Ensure you’re within your accounts capacity limits AND that your webhook listener responds with HTTP 200’s.
Then resume your webhook from the dashboard or via this toggle status endpoint! Your webhook will continue to stream from the latest confirmed block!
What does a “capacity limit” error mean?
The capacity limit error means you’ve exceeded your total monthly compute units. To upgrade your capacity limits, go to the billing page on your dashboard. Below is an example capacity limit error.
How can I debug why I’m not receiving expected webhooks?
Ensure your filters and webhooks listener are properly configured! Feel free to reach out to use on Discord for support!
Why am I missing transactions in the response?
Double check that you’re parsing the response payload correctly. Remember, transactions are returned in a list. Transactions that are mined within the same block will be returned within the same activity
list.
Why are Address Activity events for the same transaction split across multiple response?
You may notice activity
entries from the same transaction being split across multiple requests when using the Address Activity webhooks. This is expected behavior because webhook streams are currently separated by block
and type
. This means that if there are external
, internal
and token
transfers all within the same transaction that occurred in block 49, you will still receive 3 separate webhook payloads, one for each of them.
Security and Best Practices
Find more about our security best practices here
Where can I find my Auth Token?
To find your Auth Token to use the webhook API, navigate to the webhooks dashboard, and copy the Auth Token from the top right of the page.
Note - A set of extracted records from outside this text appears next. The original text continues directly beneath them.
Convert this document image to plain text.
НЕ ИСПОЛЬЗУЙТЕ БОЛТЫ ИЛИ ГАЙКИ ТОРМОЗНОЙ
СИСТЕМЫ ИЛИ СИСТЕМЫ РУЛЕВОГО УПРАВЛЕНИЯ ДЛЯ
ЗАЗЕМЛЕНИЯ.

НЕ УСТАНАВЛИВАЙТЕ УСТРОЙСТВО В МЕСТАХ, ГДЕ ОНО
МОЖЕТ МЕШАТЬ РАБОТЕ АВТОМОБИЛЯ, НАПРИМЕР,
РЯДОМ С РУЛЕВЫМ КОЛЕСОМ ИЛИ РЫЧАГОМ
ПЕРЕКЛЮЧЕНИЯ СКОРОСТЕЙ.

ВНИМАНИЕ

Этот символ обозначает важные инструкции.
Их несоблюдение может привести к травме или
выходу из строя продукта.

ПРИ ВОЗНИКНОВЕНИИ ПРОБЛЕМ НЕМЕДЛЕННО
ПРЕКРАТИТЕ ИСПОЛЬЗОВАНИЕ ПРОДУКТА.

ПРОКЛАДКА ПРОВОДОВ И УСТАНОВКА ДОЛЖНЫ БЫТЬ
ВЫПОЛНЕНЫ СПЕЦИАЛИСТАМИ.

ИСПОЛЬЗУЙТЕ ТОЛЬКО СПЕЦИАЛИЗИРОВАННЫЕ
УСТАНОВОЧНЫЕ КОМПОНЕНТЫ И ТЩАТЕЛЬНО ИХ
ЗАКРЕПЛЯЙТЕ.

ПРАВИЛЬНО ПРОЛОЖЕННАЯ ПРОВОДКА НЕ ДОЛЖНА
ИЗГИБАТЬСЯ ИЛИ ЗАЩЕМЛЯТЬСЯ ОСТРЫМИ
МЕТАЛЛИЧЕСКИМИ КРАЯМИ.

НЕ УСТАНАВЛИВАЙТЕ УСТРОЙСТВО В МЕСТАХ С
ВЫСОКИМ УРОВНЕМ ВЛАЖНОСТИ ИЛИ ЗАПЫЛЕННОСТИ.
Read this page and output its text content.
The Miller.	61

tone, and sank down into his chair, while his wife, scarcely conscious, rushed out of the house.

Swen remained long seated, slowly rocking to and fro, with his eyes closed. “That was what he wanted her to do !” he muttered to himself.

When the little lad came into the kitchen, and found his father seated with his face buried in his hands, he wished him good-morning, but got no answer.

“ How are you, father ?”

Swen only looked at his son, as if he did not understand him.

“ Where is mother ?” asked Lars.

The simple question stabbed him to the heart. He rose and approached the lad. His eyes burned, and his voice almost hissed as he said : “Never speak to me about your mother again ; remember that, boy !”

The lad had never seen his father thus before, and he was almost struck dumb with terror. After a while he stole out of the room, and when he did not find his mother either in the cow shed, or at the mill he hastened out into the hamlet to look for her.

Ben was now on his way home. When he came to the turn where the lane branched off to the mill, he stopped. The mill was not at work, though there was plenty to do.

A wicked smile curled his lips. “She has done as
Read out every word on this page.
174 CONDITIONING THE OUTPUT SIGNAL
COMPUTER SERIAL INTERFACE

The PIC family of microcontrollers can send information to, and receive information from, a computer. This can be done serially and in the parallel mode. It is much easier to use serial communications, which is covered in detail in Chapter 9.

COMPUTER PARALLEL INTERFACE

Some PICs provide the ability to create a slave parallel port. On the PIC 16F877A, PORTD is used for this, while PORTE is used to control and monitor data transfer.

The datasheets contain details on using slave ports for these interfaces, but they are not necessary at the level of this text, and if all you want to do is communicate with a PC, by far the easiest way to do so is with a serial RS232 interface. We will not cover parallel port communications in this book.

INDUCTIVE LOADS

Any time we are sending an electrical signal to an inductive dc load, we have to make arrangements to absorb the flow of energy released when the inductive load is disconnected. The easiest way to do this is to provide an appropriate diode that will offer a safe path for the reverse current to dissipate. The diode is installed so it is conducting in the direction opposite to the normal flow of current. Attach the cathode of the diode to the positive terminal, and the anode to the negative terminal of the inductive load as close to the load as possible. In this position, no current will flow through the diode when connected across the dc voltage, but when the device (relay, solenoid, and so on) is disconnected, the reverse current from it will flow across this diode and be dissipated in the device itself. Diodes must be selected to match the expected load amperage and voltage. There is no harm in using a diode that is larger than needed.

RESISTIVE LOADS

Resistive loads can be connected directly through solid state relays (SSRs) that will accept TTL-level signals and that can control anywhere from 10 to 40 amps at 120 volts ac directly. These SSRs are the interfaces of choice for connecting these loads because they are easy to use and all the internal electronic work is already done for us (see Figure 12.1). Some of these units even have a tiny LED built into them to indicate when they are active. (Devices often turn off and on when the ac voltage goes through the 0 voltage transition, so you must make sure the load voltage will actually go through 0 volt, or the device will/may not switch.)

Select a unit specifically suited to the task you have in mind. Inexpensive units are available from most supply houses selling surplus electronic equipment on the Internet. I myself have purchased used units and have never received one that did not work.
Where can I find my webhook’s Signing Key?
To find your signing key, navigate to the webhooks dashboard, select your webhook, and copy the singing key from the top right of that webhook’s detail page.
How do I validate the webhook event?
Every outbound request contains a hashed authentication signature in the header X-Alchemy-Signature
. It’s computed by concatenating your signing key and request body. Then generates a hash using the HMAC SHA256 hash algorithm.
To verify the signature came from Alchemy, you generate the HMAC SHA256 hash and compare it with the signature received.